Der Gärtner und der Feldherr

Es lebte einmal in einem kleinen Dorf ein Gärtner, der einen grossen Garten hatte. Er baute einen starken Zaun um den Garten, damit die Tiere, die in der Gegend frei herumliefen, nicht hinein gehen können. Jeden Morgen machte er einen Spaziergang durch den Garten und bewunderte seine Blumen und Pflanzen.
Eines Morgens erwartete ihn aber ein schreckliches Bild. Der Garten sah aus, als hätte dort in der Nacht ein Krieg stattgefunden. Blumen und andere Pflanzen waren ausgerissen oder aufgefressen, Beete zertreten, nichts war verschont geblieben.
"Das muss der Hase gewesen sein," dachte der Gärtner und eilte schnell ins Schloss, um die Sache zu melden und den Hasen zu verklagen. Er sprach zu dem Feldherrn:
"Mein Herr, ich verlange Gerechtigkeit! Der Hase hat meinen ganzen Garten verwüstet.”
"Bist du sicher, dass es der Hase war?" fragte ihn der Feldherr.
"Ja mein Herr, ich habe seine Spuren gefunden. ”
"Gut. Wir bringen die Sache in Ordnung. Morgen gehen wir auf Jagd und schnappen uns den Kerl. Geh schnell nach Hause und triff alle nötigen Vorbereitungen. Morgen früh sind wir bei dir."
Und wie gesagt, so getan. Am nächsten Tag traf der Feldherr in Begleitung seiner Männer ein.
"Ohne Frühstück geht man aber nicht auf Jagd!" sagte der Feldherr. "Hast du 'was zum Essen?"
"Ja, mein Herr," antwortete der Gärtner und holte einen Schinken, den die Gäste schnell verschwinden liessen.
"Das ist aber ein komisches Schwein," bemerkte der Feldherr, während er seinen Bauch streichelte. "Das hatte nur einen Schinken."
Natürlich hatte das arme Tier auch einen zweiten Schinken.
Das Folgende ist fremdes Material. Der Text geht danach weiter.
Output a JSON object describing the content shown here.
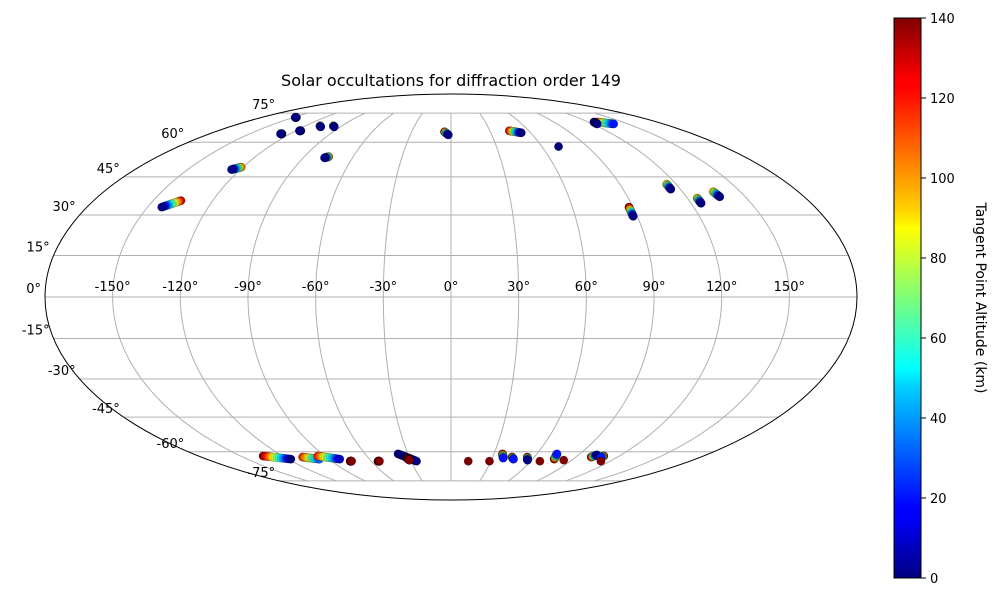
{
  "chart_data": {
    "type": "scatter",
    "projection": "mollweide",
    "title": "Solar occultations for diffraction order 149",
    "longitude_ticks": [
      -150,
      -120,
      -90,
      -60,
      -30,
      0,
      30,
      60,
      90,
      120,
      150
    ],
    "longitude_tick_labels": [
      "-150°",
      "-120°",
      "-90°",
      "-60°",
      "-30°",
      "0°",
      "30°",
      "60°",
      "90°",
      "120°",
      "150°"
    ],
    "latitude_ticks": [
      75,
      60,
      45,
      30,
      15,
      0,
      -15,
      -30,
      -45,
      -60,
      -75
    ],
    "latitude_tick_labels": [
      "75°",
      "60°",
      "45°",
      "30°",
      "15°",
      "0°",
      "-15°",
      "-30°",
      "-45°",
      "-60°",
      "-75°"
    ],
    "grid": true,
    "colorbar": {
      "label": "Tangent Point Altitude (km)",
      "colormap": "jet",
      "range": [
        0,
        140
      ],
      "ticks": [
        0,
        20,
        40,
        60,
        80,
        100,
        120,
        140
      ],
      "tick_labels": [
        "0",
        "20",
        "40",
        "60",
        "80",
        "100",
        "120",
        "140"
      ]
    },
    "series": [
      {
        "points": [
          {
            "lon": -143,
            "lat": 33,
            "alt": 0
          },
          {
            "lon": -136,
            "lat": 35.5,
            "alt": 130
          }
        ]
      },
      {
        "points": [
          {
            "lon": -125,
            "lat": 48,
            "alt": 0
          },
          {
            "lon": -121,
            "lat": 49,
            "alt": 110
          }
        ]
      },
      {
        "points": [
          {
            "lon": -127,
            "lat": 64,
            "alt": 0
          },
          {
            "lon": -126,
            "lat": 64,
            "alt": 10
          }
        ]
      },
      {
        "points": [
          {
            "lon": -148,
            "lat": 72.5,
            "alt": 0
          },
          {
            "lon": -147,
            "lat": 72.5,
            "alt": 10
          }
        ]
      },
      {
        "points": [
          {
            "lon": -117,
            "lat": 65.5,
            "alt": 0
          },
          {
            "lon": -116,
            "lat": 65.5,
            "alt": 10
          }
        ]
      },
      {
        "points": [
          {
            "lon": -108,
            "lat": 68,
            "alt": 100
          },
          {
            "lon": -106,
            "lat": 67.5,
            "alt": 0
          }
        ]
      },
      {
        "points": [
          {
            "lon": -97,
            "lat": 68,
            "alt": 110
          },
          {
            "lon": -95,
            "lat": 67.5,
            "alt": 0
          }
        ]
      },
      {
        "points": [
          {
            "lon": -77,
            "lat": 53,
            "alt": 0
          },
          {
            "lon": -75,
            "lat": 53.5,
            "alt": 110
          }
        ]
      },
      {
        "points": [
          {
            "lon": -5,
            "lat": 65,
            "alt": 130
          },
          {
            "lon": -2,
            "lat": 63.5,
            "alt": 0
          }
        ]
      },
      {
        "points": [
          {
            "lon": 45,
            "lat": 65.5,
            "alt": 130
          },
          {
            "lon": 53,
            "lat": 64.5,
            "alt": 0
          }
        ]
      },
      {
        "points": [
          {
            "lon": 71,
            "lat": 58,
            "alt": 0
          }
        ]
      },
      {
        "points": [
          {
            "lon": 128,
            "lat": 70,
            "alt": 120
          },
          {
            "lon": 138,
            "lat": 69,
            "alt": 20
          }
        ]
      },
      {
        "points": [
          {
            "lon": 124,
            "lat": 69,
            "alt": 0
          },
          {
            "lon": 125,
            "lat": 70,
            "alt": 10
          }
        ]
      },
      {
        "points": [
          {
            "lon": 115,
            "lat": 42,
            "alt": 100
          },
          {
            "lon": 115,
            "lat": 40,
            "alt": 0
          }
        ]
      },
      {
        "points": [
          {
            "lon": 88,
            "lat": 33,
            "alt": 140
          },
          {
            "lon": 88,
            "lat": 29.5,
            "alt": 0
          }
        ]
      },
      {
        "points": [
          {
            "lon": 125,
            "lat": 36.5,
            "alt": 100
          },
          {
            "lon": 125,
            "lat": 34.5,
            "alt": 0
          }
        ]
      },
      {
        "points": [
          {
            "lon": 136,
            "lat": 39,
            "alt": 100
          },
          {
            "lon": 137,
            "lat": 37,
            "alt": 0
          }
        ]
      },
      {
        "points": [
          {
            "lon": -134,
            "lat": -62,
            "alt": 140
          },
          {
            "lon": -118,
            "lat": -63.5,
            "alt": 0
          }
        ]
      },
      {
        "points": [
          {
            "lon": -107,
            "lat": -62.5,
            "alt": 120
          },
          {
            "lon": -97,
            "lat": -63.5,
            "alt": 30
          }
        ]
      },
      {
        "points": [
          {
            "lon": -95,
            "lat": -62,
            "alt": 120
          },
          {
            "lon": -82,
            "lat": -63.5,
            "alt": 10
          }
        ]
      },
      {
        "points": [
          {
            "lon": -76,
            "lat": -64.5,
            "alt": 140
          },
          {
            "lon": -75,
            "lat": -64.5,
            "alt": 140
          }
        ]
      },
      {
        "points": [
          {
            "lon": -55,
            "lat": -64.5,
            "alt": 140
          },
          {
            "lon": -54,
            "lat": -64.5,
            "alt": 140
          }
        ]
      },
      {
        "points": [
          {
            "lon": -37,
            "lat": -61,
            "alt": 0
          },
          {
            "lon": -26,
            "lat": -64.5,
            "alt": 0
          }
        ]
      },
      {
        "points": [
          {
            "lon": -32,
            "lat": -63,
            "alt": 140
          },
          {
            "lon": -31,
            "lat": -64,
            "alt": 140
          }
        ]
      },
      {
        "points": [
          {
            "lon": 13,
            "lat": -64.5,
            "alt": 140
          }
        ]
      },
      {
        "points": [
          {
            "lon": 29,
            "lat": -64.5,
            "alt": 140
          }
        ]
      },
      {
        "points": [
          {
            "lon": 36,
            "lat": -61,
            "alt": 140
          },
          {
            "lon": 38,
            "lat": -63,
            "alt": 20
          }
        ]
      },
      {
        "points": [
          {
            "lon": 44,
            "lat": -62.5,
            "alt": 140
          },
          {
            "lon": 46,
            "lat": -63.5,
            "alt": 20
          }
        ]
      },
      {
        "points": [
          {
            "lon": 55,
            "lat": -62.5,
            "alt": 140
          },
          {
            "lon": 57,
            "lat": -64,
            "alt": 0
          }
        ]
      },
      {
        "points": [
          {
            "lon": 67,
            "lat": -64.5,
            "alt": 140
          }
        ]
      },
      {
        "points": [
          {
            "lon": 74,
            "lat": -61,
            "alt": 20
          },
          {
            "lon": 76,
            "lat": -63.5,
            "alt": 140
          }
        ]
      },
      {
        "points": [
          {
            "lon": 84,
            "lat": -64,
            "alt": 140
          }
        ]
      },
      {
        "points": [
          {
            "lon": 103,
            "lat": -61.5,
            "alt": 0
          },
          {
            "lon": 101,
            "lat": -62.5,
            "alt": 140
          }
        ]
      },
      {
        "points": [
          {
            "lon": 109,
            "lat": -62,
            "alt": 140
          },
          {
            "lon": 108,
            "lat": -62.5,
            "alt": 20
          }
        ]
      },
      {
        "points": [
          {
            "lon": 113,
            "lat": -64.5,
            "alt": 140
          }
        ]
      }
    ]
  }
}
Der war in der Kammer aufgehängt. Der Gärtner holte ihn hervor, und der Feldherr und seine Männer assen ihn auf. So kamen alle Teile, eins nach dem anderen, an die Reihe, und am Ende war die Kammer des Gärtners völlig leer. Auf diesen Schicksalsschlag folgte der Keller. Schwein muss nämlich mit Wein heruntergespült werden, und dass wussten der Feldherr und seine Männer wohl.
Als sie schließlich genug gegessen und getrunken hatten, wurden sie schläfrig. Schläfrig geht man aber nicht auf die Jagd, nicht einmal dann, wenn es um den Hasen geht. So liessen sie sich die Betten machen, sanken bald in tiefen Schlaf und erwachten erst am Abend, als es schon fast dunkel war. Der Feldherr streckte seine steifen Glieder und liess die Jagdhörner blasen. Endlich stiegen alle in den Sattel, ritten hin und her, schrien laut, und die Jagd begann kreuz und quer in dem grossen Garten.
Es war aber alles umsonst, der Hase war nicht aufzufinden. Im hintersten Winkel des Gartens war ein einziger Kohlkopf verschont geblieben, und dort unter seinen Blättern fand der Kerl sein Versteck. Als die Jäger zu nah herankamen, sprang er heraus und lief durch ein Loch im Zaun schnell davon. Der Feldherr und seine Männer jagten hinter ihm her und machten dabei in der grossen Eile den Zaun kaputt. Sie verfolgten den Hasen nur bis zum Rande des Waldes, von wo sie dann in aller Ruhe zur ückkehrten.
"Es tut mir leid," sagte der Feldherr. "Du hast mit eigenen Augen gesehen, daß ich versucht habe, was ich nur konnte. Aber dieses verdammte Tier war einfach klüger als wir."
Und so ritt er mit seiner Begleitung davon.
Der Gärtner blieb in seinem Garten, der in Ruinen verlassen lag, und dachte bei sich:
"Es wäre besser gewesen, die Angelegenheit unmittelbar mit dem Hasen selbst zu regeln. Diese sogenannte Hilfe hat mir mehr Schaden zugefügt, als es hundert Hasen in hundert Jahren je vermocht hätten.”